In the January window, the club brought in defensive help, although many were skeptical about the recruitment policy. Allardyce had worked with Patrick van Aanholt at Sunderland but there were some doubts about the Dutch international left-back's solidity. Jeffrey Schlupp was brought in from Leicester City with a more versatile left-sided presence but spending more than £20 million on the duo appeared excessive.

Mamadou Sakho, whose discipline had been questioned by Jurgen Klopp at Liverpool, was brought in on loan. The Frenchman was prone to errors and lapses of concentration at Anfield but Sakho has thrived under Allardyce, responding to the management techniques of his new boss.

Palace have lost only once with the centre-back in the team. His partnership with James Tomkins has looked particularly promising and although the Englishman picked up another injury at Anfield, Palace have enough defensive quality to suit Allardyce's style. They have stopped leaking silly goals.

The most important buy in January, however, was Luka Milivojevic. The Serbian midfielder cost nearly £11 million from Olympiakos and gives the Eagles a more solid look in the middle of the park. The 26-year-old patrols the area in front of the centre-backs but also has a passing range that can start attacks. He provides a solid platform for Andros Townsend and Wilfried Zaha to get forward and feed Christian Benteke.

Benteke's turnaround in the past few weeks has been impressive. If the right offer had come in for the Belgium international in January, the manager would have taken the cash. It would have been a mistake. The striker has scored five times in the past five games. Palace's delivery into the penalty area has improved and Benteke, a player who can drift in and out of games, has become energised.

The last thing Tottenham need before a north London derby at the weekend is a trip to Selhurst Park. Palace will examine their resolve and give Mauricio Pochettino's team a real test. Meanwhile, City and United, who are likely to be locked in a battle for the top four until the last day of the season, will wish the fixture computer had given them Palace before Christmas, when the south London club were in disarray. Now they are showing top-10 form.

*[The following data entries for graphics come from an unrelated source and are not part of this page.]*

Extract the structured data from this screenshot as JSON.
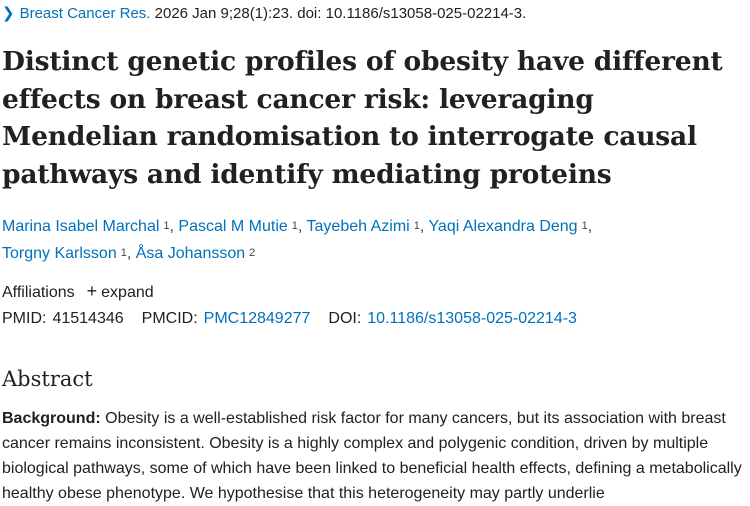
{
  "citation": {
    "journal": "Breast Cancer Res.",
    "details": "2026 Jan 9;28(1):23. doi: 10.1186/s13058-025-02214-3."
  },
  "title": "Distinct genetic profiles of obesity have different effects on breast cancer risk: leveraging Mendelian randomisation to interrogate causal pathways and identify mediating proteins",
  "authors": [
    {
      "name": "Marina Isabel Marchal",
      "sup": "1"
    },
    {
      "name": "Pascal M Mutie",
      "sup": "1"
    },
    {
      "name": "Tayebeh Azimi",
      "sup": "1"
    },
    {
      "name": "Yaqi Alexandra Deng",
      "sup": "1"
    },
    {
      "name": "Torgny Karlsson",
      "sup": "1"
    },
    {
      "name": "Åsa Johansson",
      "sup": "2"
    }
  ],
  "affiliations": {
    "label": "Affiliations",
    "expand": "expand"
  },
  "ids": {
    "pmid_label": "PMID:",
    "pmid": "41514346",
    "pmcid_label": "PMCID:",
    "pmcid": "PMC12849277",
    "doi_label": "DOI:",
    "doi": "10.1186/s13058-025-02214-3"
  },
  "abstract": {
    "heading": "Abstract",
    "background_label": "Background:",
    "background_text": "Obesity is a well-established risk factor for many cancers, but its association with breast cancer remains inconsistent. Obesity is a highly complex and polygenic condition, driven by multiple biological pathways, some of which have been linked to beneficial health effects, defining a metabolically healthy obese phenotype. We hypothesise that this heterogeneity may partly underlie"
  }
}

Allardyce always believed he could manage a top-four club. It will probably never happen, but the next best thing for him would be to damage the Champions League hopes of one of England's big six. The chase for the top four will have a few twists and turns in the last month of the season and Palace and Allardyce will provide quite a few of them.

Guardiola's not a failure -- not yet, anyway

Is Pep Guardiola a failure? Manchester City have not won a trophy, the first time the manager has ended a season without silverware, and their Champions League qualification is still in question.

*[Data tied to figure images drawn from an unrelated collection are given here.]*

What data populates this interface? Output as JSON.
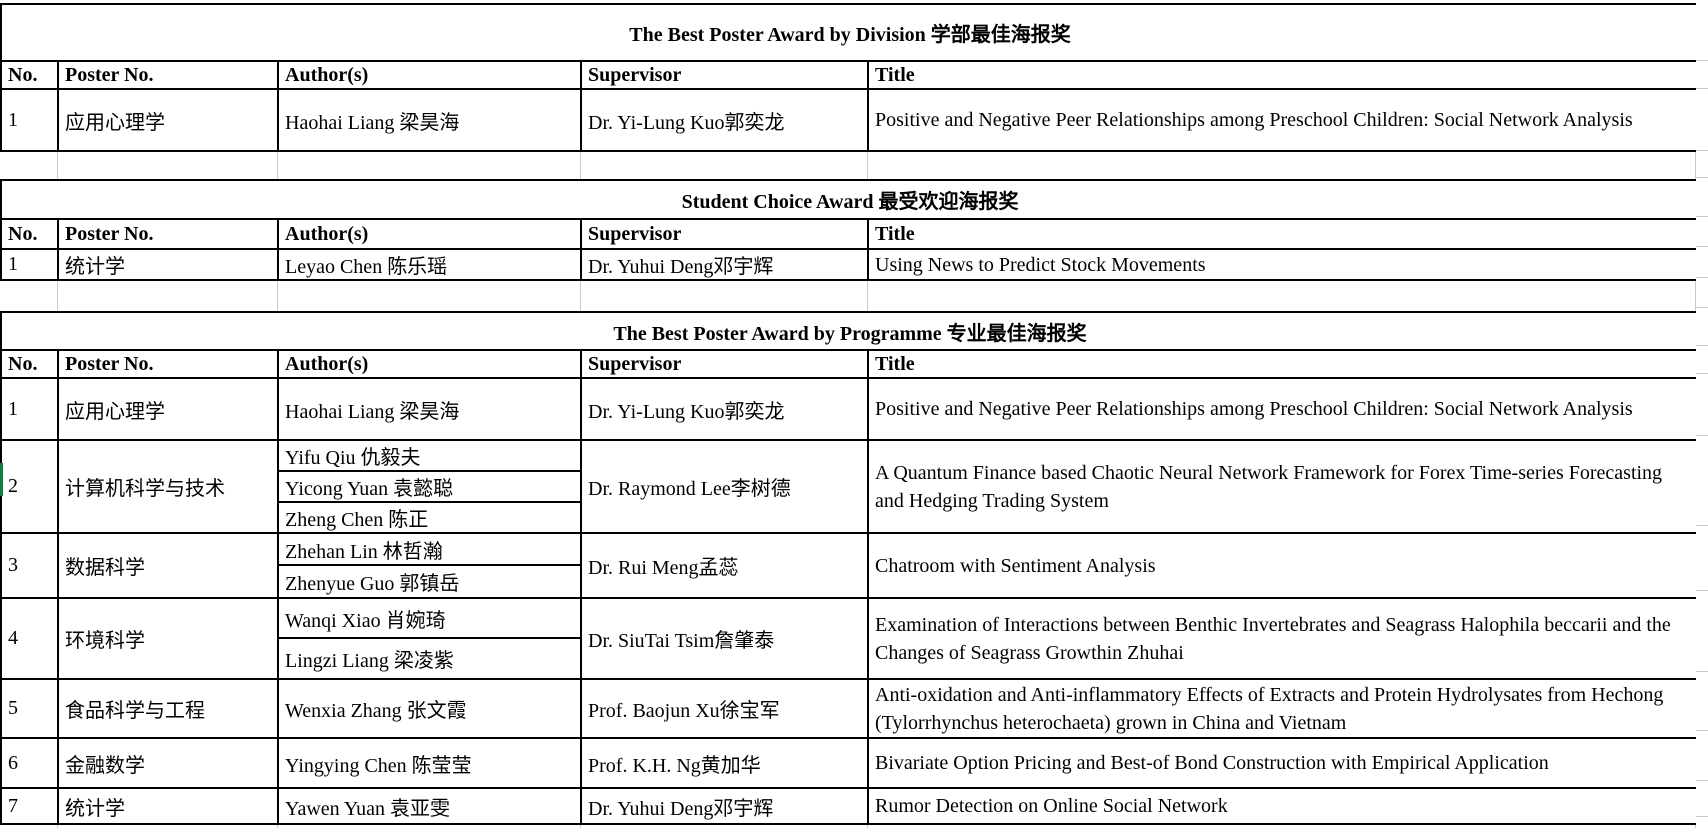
{
  "accent_selection_green": "#217346",
  "grid_line_gray": "#c9c9c9",
  "tables": [
    {
      "title": "The Best Poster Award by Division 学部最佳海报奖",
      "headers": [
        "No.",
        "Poster No.",
        "Author(s)",
        "Supervisor",
        "Title"
      ],
      "rows": [
        {
          "no": "1",
          "poster": "应用心理学",
          "authors": [
            "Haohai Liang 梁昊海"
          ],
          "supervisor": "Dr. Yi-Lung Kuo郭奕龙",
          "title": "Positive and Negative Peer Relationships among Preschool Children: Social Network Analysis"
        }
      ]
    },
    {
      "title": "Student Choice Award 最受欢迎海报奖",
      "headers": [
        "No.",
        "Poster No.",
        "Author(s)",
        "Supervisor",
        "Title"
      ],
      "rows": [
        {
          "no": "1",
          "poster": "统计学",
          "authors": [
            "Leyao Chen 陈乐瑶"
          ],
          "supervisor": "Dr. Yuhui Deng邓宇辉",
          "title": "Using News to Predict Stock Movements"
        }
      ]
    },
    {
      "title": "The Best Poster Award by Programme 专业最佳海报奖",
      "headers": [
        "No.",
        "Poster No.",
        "Author(s)",
        "Supervisor",
        "Title"
      ],
      "rows": [
        {
          "no": "1",
          "poster": "应用心理学",
          "authors": [
            "Haohai Liang 梁昊海"
          ],
          "supervisor": "Dr. Yi-Lung Kuo郭奕龙",
          "title": "Positive and Negative Peer Relationships among Preschool Children: Social Network Analysis"
        },
        {
          "no": "2",
          "poster": "计算机科学与技术",
          "authors": [
            "Yifu Qiu 仇毅夫",
            "Yicong Yuan 袁懿聪",
            "Zheng Chen 陈正"
          ],
          "supervisor": "Dr. Raymond Lee李树德",
          "title": "A Quantum Finance based Chaotic Neural Network Framework for Forex Time-series Forecasting and Hedging Trading System"
        },
        {
          "no": "3",
          "poster": "数据科学",
          "authors": [
            "Zhehan Lin 林哲瀚",
            "Zhenyue Guo 郭镇岳"
          ],
          "supervisor": "Dr. Rui Meng孟蕊",
          "title": "Chatroom with Sentiment Analysis"
        },
        {
          "no": "4",
          "poster": "环境科学",
          "authors": [
            "Wanqi Xiao 肖婉琦",
            "Lingzi Liang 梁凌紫"
          ],
          "supervisor": "Dr. SiuTai Tsim詹肇泰",
          "title": "Examination of Interactions between Benthic Invertebrates and Seagrass Halophila beccarii and the Changes of Seagrass Growthin Zhuhai"
        },
        {
          "no": "5",
          "poster": "食品科学与工程",
          "authors": [
            "Wenxia Zhang 张文霞"
          ],
          "supervisor": "Prof. Baojun Xu徐宝军",
          "title": "Anti-oxidation and Anti-inflammatory Effects of Extracts and Protein Hydrolysates from Hechong (Tylorrhynchus heterochaeta) grown in China and Vietnam"
        },
        {
          "no": "6",
          "poster": "金融数学",
          "authors": [
            "Yingying Chen 陈莹莹"
          ],
          "supervisor": "Prof. K.H. Ng黄加华",
          "title": "Bivariate Option Pricing and Best-of Bond Construction with Empirical Application"
        },
        {
          "no": "7",
          "poster": "统计学",
          "authors": [
            "Yawen Yuan 袁亚雯"
          ],
          "supervisor": "Dr. Yuhui Deng邓宇辉",
          "title": "Rumor Detection on Online Social Network"
        }
      ]
    }
  ]
}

Expectations were high when the 46-year-old came to England, but City are about where they deserve to be. The squad needs an overhaul and they will be better next season. What is a concern, however, is Guardiola's commitment to doing things his way when it quickly became clear that he did not have the players capable of carrying out his wishes. Had the City manager been more pragmatic, his team might have come much closer to success.

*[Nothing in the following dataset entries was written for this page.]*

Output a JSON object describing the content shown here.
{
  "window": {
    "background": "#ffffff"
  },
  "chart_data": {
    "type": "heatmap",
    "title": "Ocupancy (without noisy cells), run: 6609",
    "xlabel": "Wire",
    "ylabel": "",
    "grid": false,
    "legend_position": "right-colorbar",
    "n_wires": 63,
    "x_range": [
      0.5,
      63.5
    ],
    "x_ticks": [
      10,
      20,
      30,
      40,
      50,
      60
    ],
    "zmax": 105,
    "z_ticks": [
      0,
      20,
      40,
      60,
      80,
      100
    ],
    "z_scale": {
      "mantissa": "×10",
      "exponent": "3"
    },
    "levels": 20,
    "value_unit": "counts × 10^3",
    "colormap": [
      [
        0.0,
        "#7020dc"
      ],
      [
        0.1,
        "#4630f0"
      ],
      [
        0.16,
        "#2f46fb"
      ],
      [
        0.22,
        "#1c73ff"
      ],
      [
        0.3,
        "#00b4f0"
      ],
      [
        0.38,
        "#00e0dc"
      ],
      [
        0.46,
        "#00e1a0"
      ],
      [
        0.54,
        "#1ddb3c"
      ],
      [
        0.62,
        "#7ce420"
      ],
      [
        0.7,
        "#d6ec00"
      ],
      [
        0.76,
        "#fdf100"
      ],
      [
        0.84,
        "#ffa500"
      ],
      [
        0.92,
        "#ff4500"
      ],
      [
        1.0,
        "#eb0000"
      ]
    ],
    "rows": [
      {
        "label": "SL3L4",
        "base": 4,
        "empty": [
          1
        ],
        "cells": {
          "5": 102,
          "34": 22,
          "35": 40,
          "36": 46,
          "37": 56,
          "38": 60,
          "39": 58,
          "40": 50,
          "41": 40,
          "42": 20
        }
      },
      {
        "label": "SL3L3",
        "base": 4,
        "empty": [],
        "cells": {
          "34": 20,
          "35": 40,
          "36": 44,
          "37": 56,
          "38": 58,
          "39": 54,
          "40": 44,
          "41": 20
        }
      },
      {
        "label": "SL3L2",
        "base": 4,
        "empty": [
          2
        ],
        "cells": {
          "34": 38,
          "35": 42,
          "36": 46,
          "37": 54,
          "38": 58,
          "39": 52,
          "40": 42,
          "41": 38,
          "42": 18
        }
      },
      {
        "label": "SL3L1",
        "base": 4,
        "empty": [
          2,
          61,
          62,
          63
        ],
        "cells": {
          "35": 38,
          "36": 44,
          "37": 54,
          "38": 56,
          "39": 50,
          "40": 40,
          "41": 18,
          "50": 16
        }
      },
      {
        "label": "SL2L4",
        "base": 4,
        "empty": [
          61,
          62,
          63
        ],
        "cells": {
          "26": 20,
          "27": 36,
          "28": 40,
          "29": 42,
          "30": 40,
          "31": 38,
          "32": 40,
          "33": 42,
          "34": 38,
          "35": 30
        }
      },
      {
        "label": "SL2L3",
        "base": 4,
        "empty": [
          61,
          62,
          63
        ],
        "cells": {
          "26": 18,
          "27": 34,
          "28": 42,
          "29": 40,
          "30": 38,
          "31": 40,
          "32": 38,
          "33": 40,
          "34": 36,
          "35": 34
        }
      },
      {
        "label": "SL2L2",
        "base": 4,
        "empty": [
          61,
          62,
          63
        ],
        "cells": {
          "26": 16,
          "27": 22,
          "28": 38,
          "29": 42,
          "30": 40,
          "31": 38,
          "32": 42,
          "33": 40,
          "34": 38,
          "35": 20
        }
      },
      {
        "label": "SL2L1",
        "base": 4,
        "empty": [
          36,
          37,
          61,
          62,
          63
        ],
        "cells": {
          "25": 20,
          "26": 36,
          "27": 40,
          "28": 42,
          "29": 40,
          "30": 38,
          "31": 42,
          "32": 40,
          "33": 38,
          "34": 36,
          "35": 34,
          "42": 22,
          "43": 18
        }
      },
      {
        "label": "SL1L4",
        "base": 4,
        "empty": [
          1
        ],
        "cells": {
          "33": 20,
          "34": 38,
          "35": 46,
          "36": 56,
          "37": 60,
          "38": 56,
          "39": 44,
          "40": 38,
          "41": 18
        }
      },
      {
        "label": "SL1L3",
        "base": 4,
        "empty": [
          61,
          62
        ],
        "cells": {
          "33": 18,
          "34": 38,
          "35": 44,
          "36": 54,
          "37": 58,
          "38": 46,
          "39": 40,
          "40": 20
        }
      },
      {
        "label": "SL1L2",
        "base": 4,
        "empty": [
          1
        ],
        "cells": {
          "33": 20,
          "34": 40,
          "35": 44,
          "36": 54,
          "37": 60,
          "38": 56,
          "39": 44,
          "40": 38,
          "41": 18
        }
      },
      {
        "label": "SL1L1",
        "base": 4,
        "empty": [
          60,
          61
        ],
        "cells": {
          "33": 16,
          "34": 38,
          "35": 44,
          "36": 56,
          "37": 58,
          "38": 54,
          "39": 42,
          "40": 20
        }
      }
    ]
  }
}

The pace and style of the Premier League means that it is hard for a manager to impose his personality on the top flight. It is better to recognise the division's quirks and adapt your style to suit it. Jose Mourinho did this. The clash of management technique in a crucial Manchester derby this week will be fascinating.

Guardiola was always going to get a free pass in his first campaign, but next season will be the real test. If the City manager does not change his ways he may end up in the same position in a year's time. That would be considered failure.